See src/qdash/dbmodel/migration.py (migrate_remove_coupling_from_qubit) for details.

Step 1: Add Pydantic Field Validators

Add field_validator("qid") to each Document class. Qubit models accept numeric-only strings; coupling models accept hyphen-separated pairs; mixed models accept both.

python
# QubitDocument, QubitHistoryDocument
import re
from pydantic import field_validator

_QUBIT_QID_RE = re.compile(r"^\d+$")

@field_validator("qid")
@classmethod
def validate_qid(cls, v: str) -> str:
    if not _QUBIT_QID_RE.match(v):
        raise ValueError(f"Invalid qubit qid: {v!r} (expected numeric string)")
    if len(v) > 1 and v.startswith("0"):
        raise ValueError(f"Zero-padded qubit qid: {v!r}")
    return v
python
# CouplingDocument, CouplingHistoryDocument
_COUPLING_QID_RE = re.compile(r"^\d+-\d+$")

@field_validator("qid")
@classmethod
def validate_qid(cls, v: str) -> str:
    if not _COUPLING_QID_RE.match(v):
        raise ValueError(f"Invalid coupling qid: {v!r} (expected N-M format)")
    return v
python
# TaskResultHistoryDocument, ParameterVersionDocument, ActivityDocument
_ANY_QID_RE = re.compile(r"^\d+(-\d+)?$")

@field_validator("qid")
@classmethod
def validate_qid(cls, v: str) -> str:
    if v == "":
        return v  # these models allow empty qid as default
    if not _ANY_QID_RE.match(v):
        raise ValueError(f"Invalid qid: {v!r} (expected numeric or N-M format)")
    return v

Step 2: Add MongoDB Schema Validation (Optional)

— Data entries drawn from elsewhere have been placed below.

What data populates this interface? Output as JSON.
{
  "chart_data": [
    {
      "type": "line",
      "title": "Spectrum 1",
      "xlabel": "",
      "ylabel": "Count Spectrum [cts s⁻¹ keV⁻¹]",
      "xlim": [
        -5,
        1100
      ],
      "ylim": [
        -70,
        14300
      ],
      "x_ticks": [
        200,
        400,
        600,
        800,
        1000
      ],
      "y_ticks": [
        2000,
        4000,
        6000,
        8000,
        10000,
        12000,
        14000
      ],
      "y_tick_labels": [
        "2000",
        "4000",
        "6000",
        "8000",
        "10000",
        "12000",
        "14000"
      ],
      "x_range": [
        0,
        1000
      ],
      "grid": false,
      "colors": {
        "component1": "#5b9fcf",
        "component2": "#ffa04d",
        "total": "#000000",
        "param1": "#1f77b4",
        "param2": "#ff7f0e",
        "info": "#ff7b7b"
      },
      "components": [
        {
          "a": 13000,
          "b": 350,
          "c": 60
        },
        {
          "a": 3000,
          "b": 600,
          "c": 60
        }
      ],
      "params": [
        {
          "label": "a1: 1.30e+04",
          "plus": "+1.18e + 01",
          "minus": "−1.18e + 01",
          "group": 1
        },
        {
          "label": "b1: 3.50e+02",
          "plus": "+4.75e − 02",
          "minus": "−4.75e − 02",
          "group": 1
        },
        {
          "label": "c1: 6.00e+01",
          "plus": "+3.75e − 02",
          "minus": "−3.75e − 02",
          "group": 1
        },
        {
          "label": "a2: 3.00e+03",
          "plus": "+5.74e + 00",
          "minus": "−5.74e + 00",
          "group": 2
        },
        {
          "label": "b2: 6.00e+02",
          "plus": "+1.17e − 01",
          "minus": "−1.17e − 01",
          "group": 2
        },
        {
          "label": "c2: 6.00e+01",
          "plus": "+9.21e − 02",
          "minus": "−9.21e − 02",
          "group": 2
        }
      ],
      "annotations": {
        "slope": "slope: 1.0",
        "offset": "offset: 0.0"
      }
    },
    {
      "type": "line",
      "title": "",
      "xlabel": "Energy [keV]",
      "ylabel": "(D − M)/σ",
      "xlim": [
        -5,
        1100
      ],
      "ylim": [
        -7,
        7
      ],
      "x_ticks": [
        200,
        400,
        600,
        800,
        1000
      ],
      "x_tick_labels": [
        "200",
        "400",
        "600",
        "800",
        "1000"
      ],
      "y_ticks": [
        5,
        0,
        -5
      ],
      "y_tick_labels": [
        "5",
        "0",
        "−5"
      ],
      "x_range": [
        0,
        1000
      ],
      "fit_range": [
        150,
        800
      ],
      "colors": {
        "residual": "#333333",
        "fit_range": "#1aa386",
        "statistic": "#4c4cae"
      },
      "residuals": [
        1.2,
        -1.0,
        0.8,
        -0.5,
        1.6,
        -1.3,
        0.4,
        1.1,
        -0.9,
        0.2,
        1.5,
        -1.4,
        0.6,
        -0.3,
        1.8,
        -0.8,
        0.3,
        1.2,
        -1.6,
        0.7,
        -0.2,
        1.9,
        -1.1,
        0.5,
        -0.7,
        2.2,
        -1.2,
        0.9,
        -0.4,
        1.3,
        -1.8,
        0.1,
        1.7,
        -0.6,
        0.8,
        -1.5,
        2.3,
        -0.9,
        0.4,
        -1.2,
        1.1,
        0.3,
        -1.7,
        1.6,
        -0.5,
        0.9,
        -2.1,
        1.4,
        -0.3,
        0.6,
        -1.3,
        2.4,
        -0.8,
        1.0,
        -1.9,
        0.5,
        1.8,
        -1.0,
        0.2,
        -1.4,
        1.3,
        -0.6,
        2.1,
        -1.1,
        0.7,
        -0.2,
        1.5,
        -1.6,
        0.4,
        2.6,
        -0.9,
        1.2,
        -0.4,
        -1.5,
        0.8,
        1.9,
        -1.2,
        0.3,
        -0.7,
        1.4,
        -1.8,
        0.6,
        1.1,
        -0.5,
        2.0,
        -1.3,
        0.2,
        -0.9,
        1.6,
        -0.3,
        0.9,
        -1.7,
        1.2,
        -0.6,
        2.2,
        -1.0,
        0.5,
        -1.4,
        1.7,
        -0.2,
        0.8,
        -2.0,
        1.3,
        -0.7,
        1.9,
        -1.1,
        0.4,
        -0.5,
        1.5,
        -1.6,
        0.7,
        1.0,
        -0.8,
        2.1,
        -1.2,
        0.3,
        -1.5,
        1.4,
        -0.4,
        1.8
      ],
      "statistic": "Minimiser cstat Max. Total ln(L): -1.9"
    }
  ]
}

MongoDB supports JSON Schema validation at the collection level. This provides a second layer of defense independent of the application.

javascript
db.runCommand({
  collMod: "qubit",
  validator: {
    $jsonSchema: {
      properties: {
        qid: { bsonType: "string", pattern: "^\\d+$" }
      }
    }
  },
  validationAction: "error"
})

This catches writes from any client (migration scripts, manual fixes, other services), not just the API.

Implementation Files

FileChange
src/qdash/dbmodel/qubit.pyAdd validate_qid to QubitDocument
src/qdash/dbmodel/coupling.pyAdd validate_qid to CouplingDocument
src/qdash/dbmodel/qubit_history.pyAdd validate_qid to QubitHistoryDocument
src/qdash/dbmodel/coupling_history.pyAdd validate_qid to CouplingHistoryDocument
src/qdash/dbmodel/task_result_history.pyAdd validate_qid to TaskResultHistoryDocument
src/qdash/dbmodel/provenance.pyAdd validate_qid to ParameterVersionDocument, ActivityDocument
tests/qdash/dbmodel/test_qid_validation.pyUnit tests for valid/invalid qid patterns

Released under the Apache 2.0 License.